Originally shipped in v8.53 (withdrawn)

#773 — Reuse the 1 MiB in-memory buffer in ChunkDownloaderMono

  • What changed. The mono (single-slot) chunk loop used to do new byte[(int) chunk_size] inside the chunk loop, throwing away ~1 MiB of byte[] per chunk. The buffer is now hoisted to a worker-level local and grown on demand; after the warmup ramp (128 KiB, 256 KiB, ..., 896 KiB, then 1 MiB steady state) the array stops growing and every subsequent chunk reuses it.
  • Why it matters. A stable mono download processes ~60 chunks/min, so the old code translated to ~60 MB/min of pure allocation pressure per active mono download. G1 recycles young-gen fast enough that the live set stayed small, but the constant churn kept the heap commit elevated and made auto-shrink slow. The new path is exactly one allocation per worker for the entire transfer.
  • Atomic-commit semantics preserved. The reason mono buffers in memory at all is the comment in ChunkDownloaderMono.java:256-266: writing directly to the sequential output stream while reading would let a mid-chunk network failure shift every subsequent chunk and corrupt the file.
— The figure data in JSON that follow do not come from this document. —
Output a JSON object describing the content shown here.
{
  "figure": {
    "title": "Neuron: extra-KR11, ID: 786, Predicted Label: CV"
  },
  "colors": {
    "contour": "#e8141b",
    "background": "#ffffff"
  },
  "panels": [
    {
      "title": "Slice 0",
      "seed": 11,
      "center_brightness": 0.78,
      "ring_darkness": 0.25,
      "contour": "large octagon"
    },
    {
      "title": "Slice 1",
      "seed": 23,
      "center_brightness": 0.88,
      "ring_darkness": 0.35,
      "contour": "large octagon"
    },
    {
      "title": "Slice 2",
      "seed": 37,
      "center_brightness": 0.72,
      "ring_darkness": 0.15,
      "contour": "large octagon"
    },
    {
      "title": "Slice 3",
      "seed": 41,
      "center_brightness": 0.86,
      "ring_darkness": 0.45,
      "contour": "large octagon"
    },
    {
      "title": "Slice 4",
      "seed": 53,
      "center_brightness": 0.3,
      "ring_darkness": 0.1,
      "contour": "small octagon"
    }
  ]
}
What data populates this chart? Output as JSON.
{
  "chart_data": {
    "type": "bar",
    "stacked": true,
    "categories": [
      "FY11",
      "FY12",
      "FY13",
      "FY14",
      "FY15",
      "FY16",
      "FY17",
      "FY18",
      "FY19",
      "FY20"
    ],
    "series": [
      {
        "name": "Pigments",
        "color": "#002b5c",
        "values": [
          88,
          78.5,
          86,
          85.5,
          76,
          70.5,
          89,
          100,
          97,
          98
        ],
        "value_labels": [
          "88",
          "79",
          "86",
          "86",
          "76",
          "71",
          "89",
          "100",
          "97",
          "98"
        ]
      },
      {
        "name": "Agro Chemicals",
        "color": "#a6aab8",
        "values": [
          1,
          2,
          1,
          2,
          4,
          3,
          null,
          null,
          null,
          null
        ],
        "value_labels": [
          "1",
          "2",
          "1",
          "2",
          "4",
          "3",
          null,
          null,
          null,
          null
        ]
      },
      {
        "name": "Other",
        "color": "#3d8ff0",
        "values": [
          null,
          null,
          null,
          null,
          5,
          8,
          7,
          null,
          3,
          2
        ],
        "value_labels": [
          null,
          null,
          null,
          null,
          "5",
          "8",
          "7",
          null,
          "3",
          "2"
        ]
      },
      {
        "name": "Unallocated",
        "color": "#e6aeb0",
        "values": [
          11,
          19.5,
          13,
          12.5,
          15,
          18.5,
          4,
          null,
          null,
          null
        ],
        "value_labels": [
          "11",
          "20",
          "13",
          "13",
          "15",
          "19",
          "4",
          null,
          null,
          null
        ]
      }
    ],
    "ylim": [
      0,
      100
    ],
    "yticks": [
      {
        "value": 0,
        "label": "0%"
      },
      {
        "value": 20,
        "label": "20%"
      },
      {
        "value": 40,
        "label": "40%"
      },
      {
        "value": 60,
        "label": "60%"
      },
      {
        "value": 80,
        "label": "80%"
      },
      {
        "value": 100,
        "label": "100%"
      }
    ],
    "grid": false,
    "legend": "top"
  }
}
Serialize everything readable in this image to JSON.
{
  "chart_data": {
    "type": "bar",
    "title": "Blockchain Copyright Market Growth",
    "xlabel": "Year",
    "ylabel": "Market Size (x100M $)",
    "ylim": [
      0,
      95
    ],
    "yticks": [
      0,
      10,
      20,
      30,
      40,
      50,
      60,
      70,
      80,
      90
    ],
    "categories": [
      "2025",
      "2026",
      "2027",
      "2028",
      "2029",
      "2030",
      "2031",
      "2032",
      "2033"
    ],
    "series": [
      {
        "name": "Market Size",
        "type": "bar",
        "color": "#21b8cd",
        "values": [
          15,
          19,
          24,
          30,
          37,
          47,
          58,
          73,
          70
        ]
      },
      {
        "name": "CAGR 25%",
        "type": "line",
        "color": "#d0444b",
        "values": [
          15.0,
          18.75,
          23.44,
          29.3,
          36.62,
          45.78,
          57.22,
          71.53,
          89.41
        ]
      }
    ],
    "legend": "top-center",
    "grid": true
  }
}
The cipher stream still fills the buffer fully before output_stream.write() runs, and the MAX_CHUNK_BUFFER_BYTES guard above the allocation still applies. Only the allocation strategy changed; the safety invariant did not.

Rolled in from the unreleased 8.52 development cut

  • #773 — click-to-release on the JVM-RAM status label + auto-GC hint at 70 %. The FORCE_GARBAGE_COLLECTION_MAX_MEMORY_PERCENT = 0.7 constant had been declared in MainPanel for a long time but never read. The 2 s memory-monitor loop now requests a GC when live usage crosses 70 % of -Xmx, throttled to once per 60 s so it cannot pin a core during heavy chunk decryption. Left-clicking the JVM-RAM used: ... label fires the same hint on demand; hover for a tooltip explaining the behaviour and suggesting -Xmx for a hard cap. The G1 collector that ships as default since Java 9 honours System.gc() and, after a couple of cycles, returns free regions to the OS — which is the user-visible reduction in Task Manager that #773 was about.

Recommended launch flag for users on systems with lots of RAM

Java's default -Xmx is roughly 1/4 of physical RAM on Java 9+. On a 16 GB box the JVM happily commits up to ~4 GB even if the live working set is small. If you want a hard ceiling, launch with:

java -Xmx512m -jar MegaBasterd_8.55.jar

512 MB is plenty for everyday use; bump to -Xmx1g only if you see OutOfMemoryError in the DEBUG LOG tab under heavy parallel downloads.